Technology Transfer: Adjuvants

Adjuvants have been added to vaccines to enhance the immune response to vaccine antigens for over 75 years. Adjuvants are of particular interest for pandemic influenza vaccines as they can increase production capacity through dose sparing. In addition, adjuvants are critical enabling technologies for novel vaccines based on recombinant antigens.

The Global Adjuvant Development Initiative

Most of the useful adjuvants are proprietary, and most knowledge surrounding the development and use of adjuvants has not been readily available outside of a few pharmaceutical organizations. The Global Adjuvant Development Initiative (GADI) was created to promote access to adjuvant know-how and technologies for public sector vaccine developers and developing country manufacturers.
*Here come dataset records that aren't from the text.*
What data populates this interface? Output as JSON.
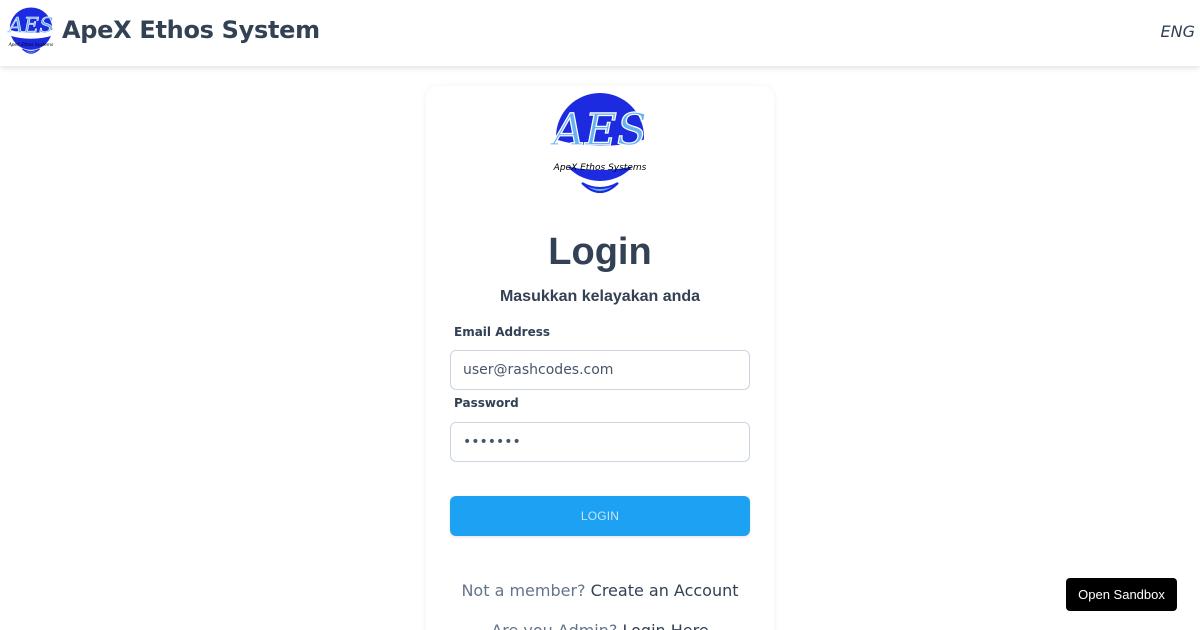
{
  "header": {
    "title": "ApeX Ethos System",
    "language": "ENG",
    "logo_icon": "aes-logo-icon",
    "logo_text": "AES",
    "logo_subtext": "ApeX Ethos Systems"
  },
  "login": {
    "title": "Login",
    "subtitle": "Masukkan kelayakan anda",
    "email_label": "Email Address",
    "email_value": "user@rashcodes.com",
    "password_label": "Password",
    "password_value": "•••••••",
    "button_label": "LOGIN",
    "member_prompt": "Not a member?",
    "create_account_label": "Create an Account",
    "admin_prompt": "Are you Admin?",
    "admin_login_label": "Login Here"
  },
  "sandbox_label": "Open Sandbox",
  "colors": {
    "primary_text": "#334155",
    "button_bg": "#1da1f2",
    "logo_blue": "#1d2be0",
    "logo_light": "#66b3f0"
  }
}
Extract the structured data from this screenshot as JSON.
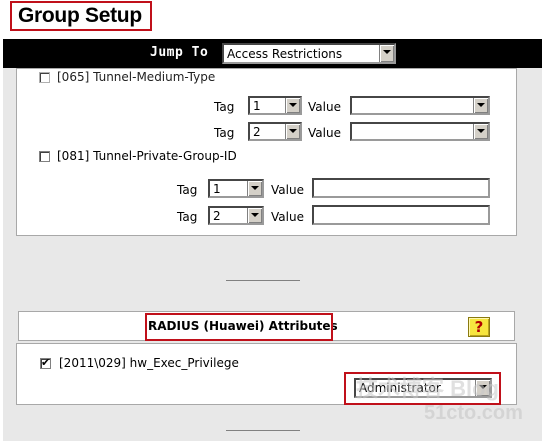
{
  "header": {
    "title": "Group Setup"
  },
  "jump": {
    "label": "Jump To",
    "selected": "Access Restrictions"
  },
  "tunnel_medium_type": {
    "label": "[065] Tunnel-Medium-Type",
    "rows": [
      {
        "tag_label": "Tag",
        "tag_value": "1",
        "value_label": "Value",
        "value": ""
      },
      {
        "tag_label": "Tag",
        "tag_value": "2",
        "value_label": "Value",
        "value": ""
      }
    ]
  },
  "tunnel_private_group": {
    "label": "[081] Tunnel-Private-Group-ID",
    "rows": [
      {
        "tag_label": "Tag",
        "tag_value": "1",
        "value_label": "Value",
        "value": ""
      },
      {
        "tag_label": "Tag",
        "tag_value": "2",
        "value_label": "Value",
        "value": ""
      }
    ]
  },
  "radius_section": {
    "title": "RADIUS (Huawei) Attributes",
    "help_glyph": "?",
    "attribute_label": "[2011\\029] hw_Exec_Privilege",
    "attribute_checked": true,
    "privilege_selected": "Administrator"
  },
  "watermark": {
    "line1": "51cto.com",
    "line2": "技术博客 Blog"
  },
  "colors": {
    "highlight_red": "#c0101a",
    "jump_bar": "#000000",
    "page_background": "#e8e8e8",
    "help_icon": "#f7e53f"
  }
}
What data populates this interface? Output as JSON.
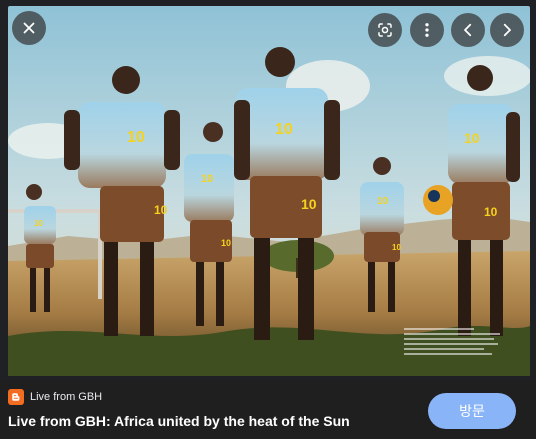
{
  "viewer": {
    "close_icon": "close-icon",
    "lens_icon": "google-lens-icon",
    "more_icon": "more-vert-icon",
    "prev_icon": "chevron-left-icon",
    "next_icon": "chevron-right-icon"
  },
  "photo": {
    "jersey_number": "10"
  },
  "result": {
    "source_name": "Live from GBH",
    "source_icon": "blogger-icon",
    "title": "Live from GBH: Africa united by the heat of the Sun",
    "visit_label": "방문"
  },
  "colors": {
    "accent": "#8ab4f8",
    "blogger": "#f26d21",
    "background": "#1f1f1f"
  }
}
GADI is housed at WHO and serves as an umbrella initiative to bring together a network of adjuvant providers and users with the following aims:

  • To promote and facilitate access to adjuvants
  • To promote access to information on adjuvants
  • To promote technology transfer of adjuvants
  • To facilitate evaluation of new adjuvants


The adjuvants and the knowledge and training related to adjuvant use that is being generated through GADI are being made available to the public sector through a network of vaccine development institutes and laboratories with an interest in using adjuvants in their vaccine development program. This network, called AdjuNet, is being created to facilitate sharing of data gained with the adjuvants being developed by GADI, to minimize duplication of studies, and to ensure that vaccines that are developed using adjuvants provided by GADI are made available to developing countries at affordable prices.

The AdjuNet secretariat is housed at the World Health Organization. For further information please contact

Adjuvant technology transfer hub - Vaccine Formulation Laboratory, University of Lausanne

The vaccine formulation laboratory at the University of Lausanne is a WHO collaborating centre which has been created to facilitate access to adjuvants and know-how for adjuvant formulation. The centre has recently began training on oil-in-water emulsions to developing country manufacturers.